The discrepancy highlights the different political requirements of the leaders on each side. A truce is desirable as an end in itself for Sharon, whose popularity has plummeted because of his inability to restore security. But his Palestinian counterparts see little value in a cease-fire for its own sake; its only value to them is as a stepping stone to negotiating Palestinian statehood and Israeli withdrawal from most of the West Bank and Gaza. Sharon needs to show progress on security; Arafat needs to show progress on ending the occupation.
There's nothing new in this standoff over truce terms.

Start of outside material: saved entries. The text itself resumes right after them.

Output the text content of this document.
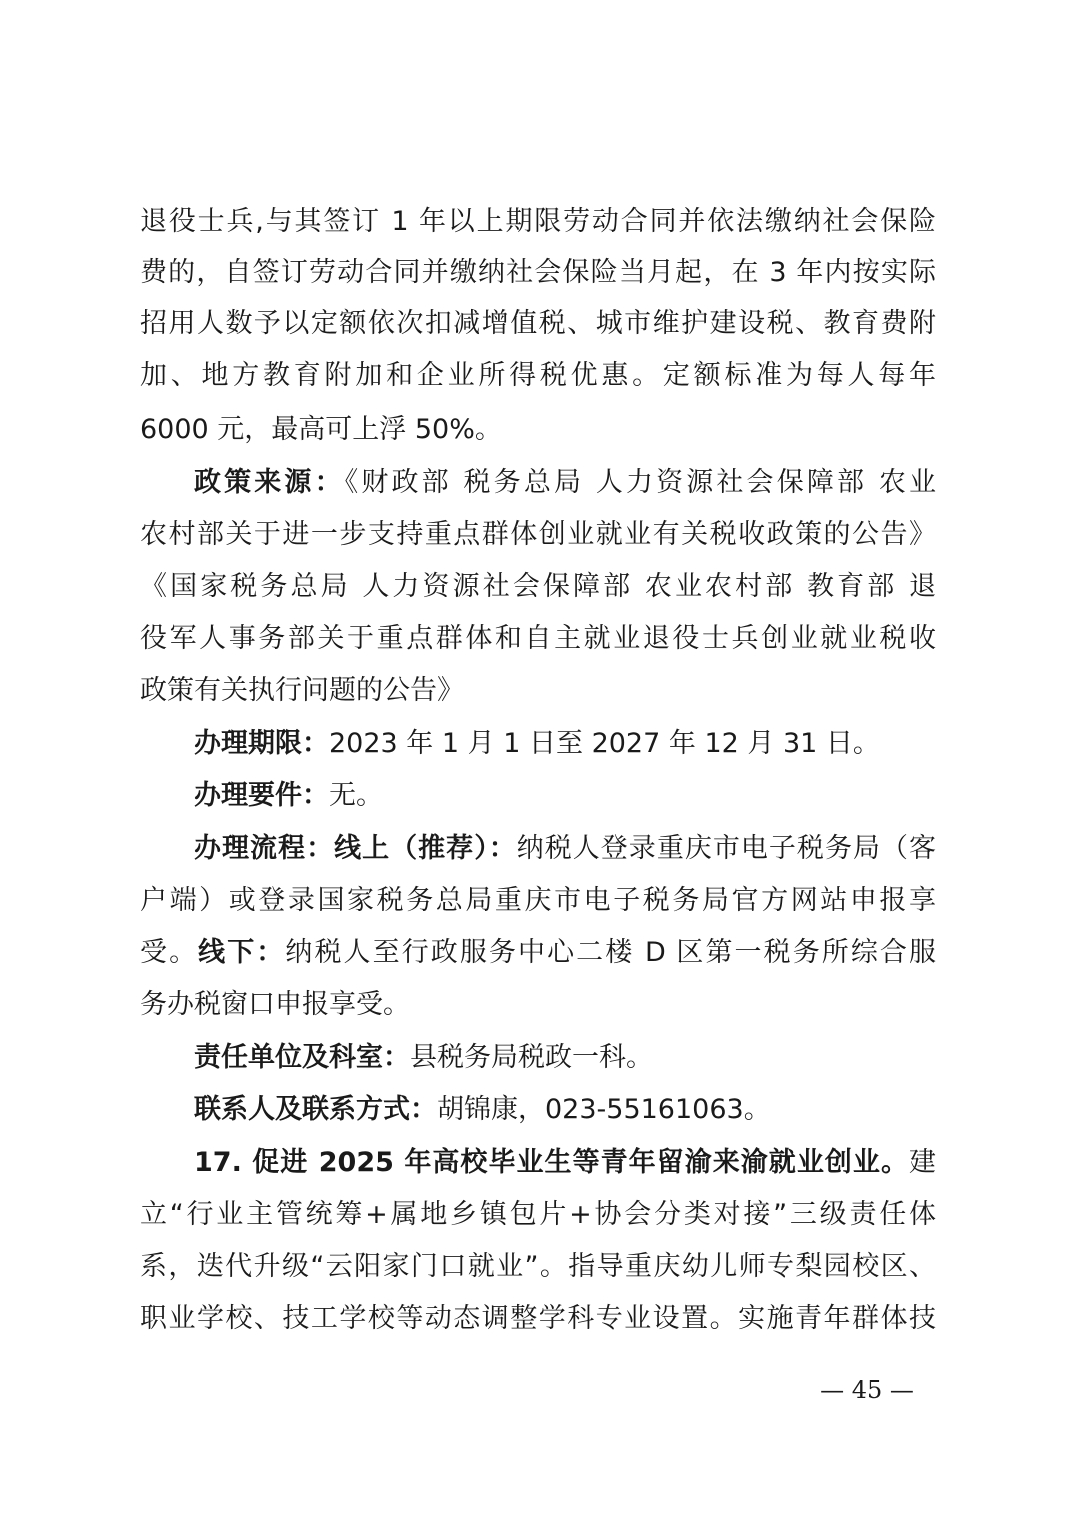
退役士兵,与其签订 1 年以上期限劳动合同并依法缴纳社会保险
费的，自签订劳动合同并缴纳社会保险当月起，在 3 年内按实际
招用人数予以定额依次扣减增值税、城市维护建设税、教育费附
加、地方教育附加和企业所得税优惠。定额标准为每人每年
6000 元，最高可上浮 50%。
政策来源：《财政部 税务总局 人力资源社会保障部 农业
农村部关于进一步支持重点群体创业就业有关税收政策的公告》
《国家税务总局 人力资源社会保障部 农业农村部 教育部 退
役军人事务部关于重点群体和自主就业退役士兵创业就业税收
政策有关执行问题的公告》
办理期限：2023 年 1 月 1 日至 2027 年 12 月 31 日。
办理要件：无。
办理流程：线上（推荐）：纳税人登录重庆市电子税务局（客
户端）或登录国家税务总局重庆市电子税务局官方网站申报享
受。线下：纳税人至行政服务中心二楼 D 区第一税务所综合服
务办税窗口申报享受。
责任单位及科室：县税务局税政一科。
联系人及联系方式：胡锦康，023-55161063。
17. 促进 2025 年高校毕业生等青年留渝来渝就业创业。建
立“行业主管统筹+属地乡镇包片+协会分类对接”三级责任体
系，迭代升级“云阳家门口就业”。指导重庆幼儿师专梨园校区、
职业学校、技工学校等动态调整学科专业设置。实施青年群体技
— 45 —
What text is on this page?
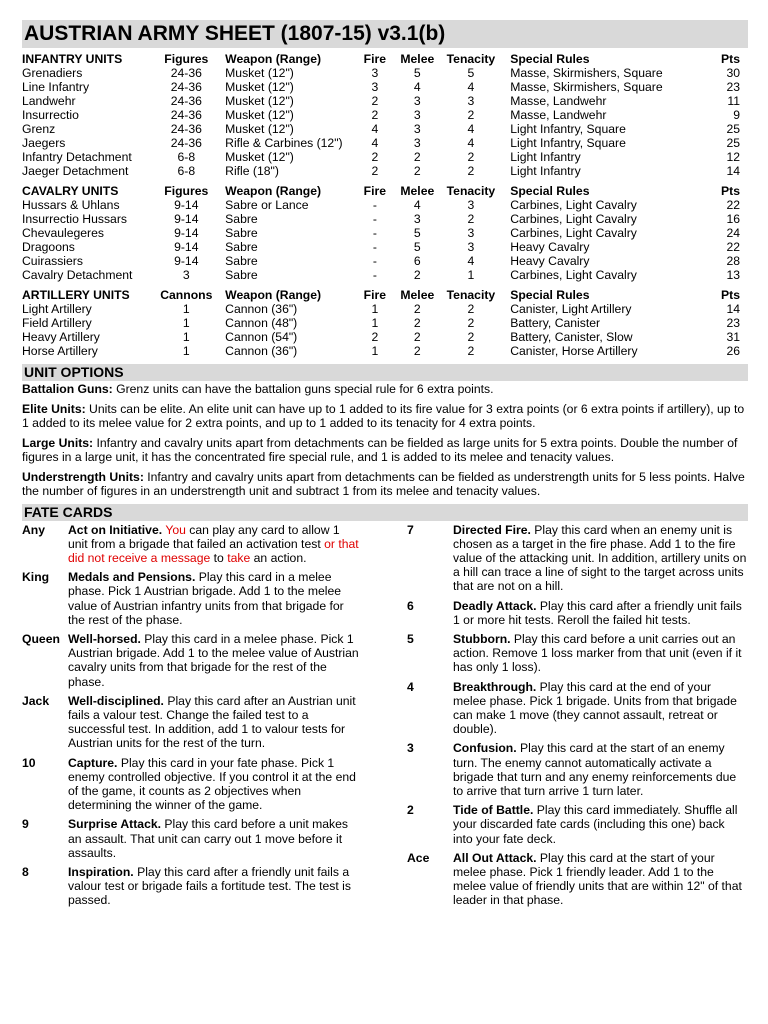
AUSTRIAN ARMY SHEET (1807-15) v3.1(b)
INFANTRY UNITS	Figures	Weapon (Range)	Fire	Melee	Tenacity	Special Rules	Pts
Grenadiers	24-36	Musket (12")	3	5	5	Masse, Skirmishers, Square	30
Line Infantry	24-36	Musket (12")	3	4	4	Masse, Skirmishers, Square	23
Landwehr	24-36	Musket (12")	2	3	3	Masse, Landwehr	11
Insurrectio	24-36	Musket (12")	2	3	2	Masse, Landwehr	9
Grenz	24-36	Musket (12")	4	3	4	Light Infantry, Square	25
Jaegers	24-36	Rifle & Carbines (12")	4	3	4	Light Infantry, Square	25
Infantry Detachment	6-8	Musket (12")	2	2	2	Light Infantry	12
Jaeger Detachment	6-8	Rifle (18")	2	2	2	Light Infantry	14

CAVALRY UNITS	Figures	Weapon (Range)	Fire	Melee	Tenacity	Special Rules	Pts
Hussars & Uhlans	9-14	Sabre or Lance	-	4	3	Carbines, Light Cavalry	22
Insurrectio Hussars	9-14	Sabre	-	3	2	Carbines, Light Cavalry	16
Chevaulegeres	9-14	Sabre	-	5	3	Carbines, Light Cavalry	24
Dragoons	9-14	Sabre	-	5	3	Heavy Cavalry	22
Cuirassiers	9-14	Sabre	-	6	4	Heavy Cavalry	28
Cavalry Detachment	3	Sabre	-	2	1	Carbines, Light Cavalry	13

ARTILLERY UNITS	Cannons	Weapon (Range)	Fire	Melee	Tenacity	Special Rules	Pts
Light Artillery	1	Cannon (36")	1	2	2	Canister, Light Artillery	14
Field Artillery	1	Cannon (48")	1	2	2	Battery, Canister	23
Heavy Artillery	1	Cannon (54")	2	2	2	Battery, Canister, Slow	31
Horse Artillery	1	Cannon (36")	1	2	2	Canister, Horse Artillery	26
UNIT OPTIONS

Battalion Guns: Grenz units can have the battalion guns special rule for 6 extra points.

Elite Units: Units can be elite. An elite unit can have up to 1 added to its fire value for 3 extra points (or 6 extra points if artillery), up to 1 added to its melee value for 2 extra points, and up to 1 added to its tenacity for 4 extra points.

Large Units: Infantry and cavalry units apart from detachments can be fielded as large units for 5 extra points. Double the number of figures in a large unit, it has the concentrated fire special rule, and 1 is added to its melee and tenacity values.

Understrength Units: Infantry and cavalry units apart from detachments can be fielded as understrength units for 5 less points. Halve the number of figures in an understrength unit and subtract 1 from its melee and tenacity values.

FATE CARDS
Any	Act on Initiative. You can play any card to allow 1 unit from a brigade that failed an activation test or that did not receive a message to take an action.
King	Medals and Pensions. Play this card in a melee phase. Pick 1 Austrian brigade. Add 1 to the melee value of Austrian infantry units from that brigade for the rest of the phase.
Queen Well-horsed. Play this card in a melee phase. Pick 1 Austrian brigade. Add 1 to the melee value of Austrian cavalry units from that brigade for the rest of the phase.
Jack	Well-disciplined. Play this card after an Austrian unit fails a valour test. Change the failed test to a successful test. In addition, add 1 to valour tests for Austrian units for the rest of the turn.
10	Capture. Play this card in your fate phase. Pick 1 enemy controlled objective. If you control it at the end of the game, it counts as 2 objectives when determining the winner of the game.
9	Surprise Attack. Play this card before a unit makes an assault. That unit can carry out 1 move before it assaults.
8	Inspiration. Play this card after a friendly unit fails a valour test or brigade fails a fortitude test. The test is passed.
7	Directed Fire. Play this card when an enemy unit is chosen as a target in the fire phase. Add 1 to the fire value of the attacking unit. In addition, artillery units on a hill can trace a line of sight to the target across units that are not on a hill.
6	Deadly Attack. Play this card after a friendly unit fails 1 or more hit tests. Reroll the failed hit tests.
5	Stubborn. Play this card before a unit carries out an action. Remove 1 loss marker from that unit (even if it has only 1 loss).
4	Breakthrough. Play this card at the end of your melee phase. Pick 1 brigade. Units from that brigade can make 1 move (they cannot assault, retreat or double).
3	Confusion. Play this card at the start of an enemy turn. The enemy cannot automatically activate a brigade that turn and any enemy reinforcements due to arrive that turn arrive 1 turn later.
2	Tide of Battle. Play this card immediately. Shuffle all your discarded fate cards (including this one) back into your fate deck.
Ace	All Out Attack. Play this card at the start of your melee phase. Pick 1 friendly leader. Add 1 to the melee value of friendly units that are within 12" of that leader in that phase.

The Mitchell Report, on which the current U.S. cease-fire efforts are partly based, noted: "Israeli leaders do not wish to be perceived as 'rewarding violence.' Palestinian leaders do not wish to be perceived as 'rewarding occupation.' Nevertheless, if the cycle of violence is to be broken and the search for peace resumed, there needs to be a new bilateral relationship incorporating both security cooperation and negotiations."
But such consensus is even more elusive now than it was a year ago when the Mitchelll Report landed on President Bush's desk. Sharon is averse to restarting political talks, both because of the current violence and because he has traditionally opposed the Oslo Accord that would serve, according to Mitchell, as the basis for further negotiations.
The Palestinian leadership, for its part, appears less responsive than it was a year ago to a U.S. administration that, in Palestinian eyes, has allied itself substantially with Sharon. Arafat's domestic political standing today may be more dependent on the efforts of the Fatah-linked militias than on any gains won through diplomacy or his relationship with Washington. To close down the intifada now, Arafat and his aides say they require a resumption of political talks. But whereas Sharon has previously made clear that his idea of the final boundaries of a Palestinian state are considerably less than those offered by his predecessor at the Camp David and Taba talks, Arafat may be expecting at least Taba, if not more.
Neither side makes any secret of the fact that they'd rather not be dealing with the leaders on the other side and that's a grim portent for the prospects of the Mitchell proposals, whose starting premise is that "each party again be willing to regard the other as a partner." Instead, Sharon and Arafat have spent the past three months engaged in efforts to remove the other from his seat of power.
The Palestinians go-slow approach to General Zinni's mission shows just how much they believe time is on their side. They're not stalling as much as dragging their feet and turning away from symbolic carrots dangled by the U.S. and Sharon. Both sides appear to expect the current cease-fire effort to fail, even if it gets off the ground. Neither wants to be blamed for such a failure. But the Palestinian posture suggests confidence that their position will be strengthened and Sharon's weakened by the upsurge in violence that would likely follow a failed truce.